Hoplia heterolepis

Scientific classification
- Kingdom: Animalia
- Phylum: Arthropoda
- Class: Insecta
- Order: Coleoptera
- Suborder: Polyphaga
- Infraorder: Scarabaeiformia
- Family: Scarabaeidae
- Genus: Hoplia
- Species: H. heterolepis
- Binomial name: Hoplia heterolepis Prokofiev, 2015

= Hoplia heterolepis =

- Genus: Hoplia
- Species: heterolepis
- Authority: Prokofiev, 2015

Species of beetle

Hoplia heterolepis is a species of beetle of the family Scarabaeidae. It is found in Vietnam.

== Description ==
Adults reach a length of about 5.5-6 mm. The colour of their body ranges from reddish-brown to black.

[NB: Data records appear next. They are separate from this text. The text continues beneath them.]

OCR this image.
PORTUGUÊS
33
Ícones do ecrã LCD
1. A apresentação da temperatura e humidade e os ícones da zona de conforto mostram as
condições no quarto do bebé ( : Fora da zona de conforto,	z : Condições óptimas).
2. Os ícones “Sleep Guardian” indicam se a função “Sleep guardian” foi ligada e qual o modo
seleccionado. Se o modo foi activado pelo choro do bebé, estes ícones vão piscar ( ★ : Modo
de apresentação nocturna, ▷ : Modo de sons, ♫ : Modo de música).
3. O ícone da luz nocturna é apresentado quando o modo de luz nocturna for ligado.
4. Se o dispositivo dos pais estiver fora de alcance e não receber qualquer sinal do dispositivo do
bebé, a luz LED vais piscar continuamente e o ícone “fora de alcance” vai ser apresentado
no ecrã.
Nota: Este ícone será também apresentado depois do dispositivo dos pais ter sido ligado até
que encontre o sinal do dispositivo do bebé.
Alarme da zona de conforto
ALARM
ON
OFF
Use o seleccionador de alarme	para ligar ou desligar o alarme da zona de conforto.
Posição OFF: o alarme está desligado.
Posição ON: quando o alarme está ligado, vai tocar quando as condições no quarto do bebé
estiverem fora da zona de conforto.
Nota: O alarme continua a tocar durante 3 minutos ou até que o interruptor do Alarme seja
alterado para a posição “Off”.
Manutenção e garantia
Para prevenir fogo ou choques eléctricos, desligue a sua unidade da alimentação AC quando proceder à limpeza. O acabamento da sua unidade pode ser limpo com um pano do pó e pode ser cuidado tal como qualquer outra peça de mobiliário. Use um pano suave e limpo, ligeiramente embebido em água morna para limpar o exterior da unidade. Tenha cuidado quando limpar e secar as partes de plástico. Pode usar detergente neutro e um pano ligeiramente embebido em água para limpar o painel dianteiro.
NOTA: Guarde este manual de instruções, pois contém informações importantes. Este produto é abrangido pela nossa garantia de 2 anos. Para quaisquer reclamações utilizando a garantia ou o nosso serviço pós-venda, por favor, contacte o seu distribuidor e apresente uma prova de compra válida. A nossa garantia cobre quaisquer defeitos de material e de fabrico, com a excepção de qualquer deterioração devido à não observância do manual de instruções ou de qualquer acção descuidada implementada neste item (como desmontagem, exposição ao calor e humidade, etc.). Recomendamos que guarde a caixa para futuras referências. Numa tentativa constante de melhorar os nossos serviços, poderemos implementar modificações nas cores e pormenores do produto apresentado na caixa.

There are reddish-brown, brownish, golden and black scales on the dorsum. The latter forming two longitudinal discal bands on the pronotum and a spot on each side of these stripes, as well as an S-shaped pattern on the elytra. The pygidium, underside and legs have golden, dull and slightly shiny scales. There are black setae on the pronotum, elytra, head, underside, legs and pygidium.

== Etymology ==
The species name is derived from Greek and means covered with various scales, referring to the uneven size of the scales on the body.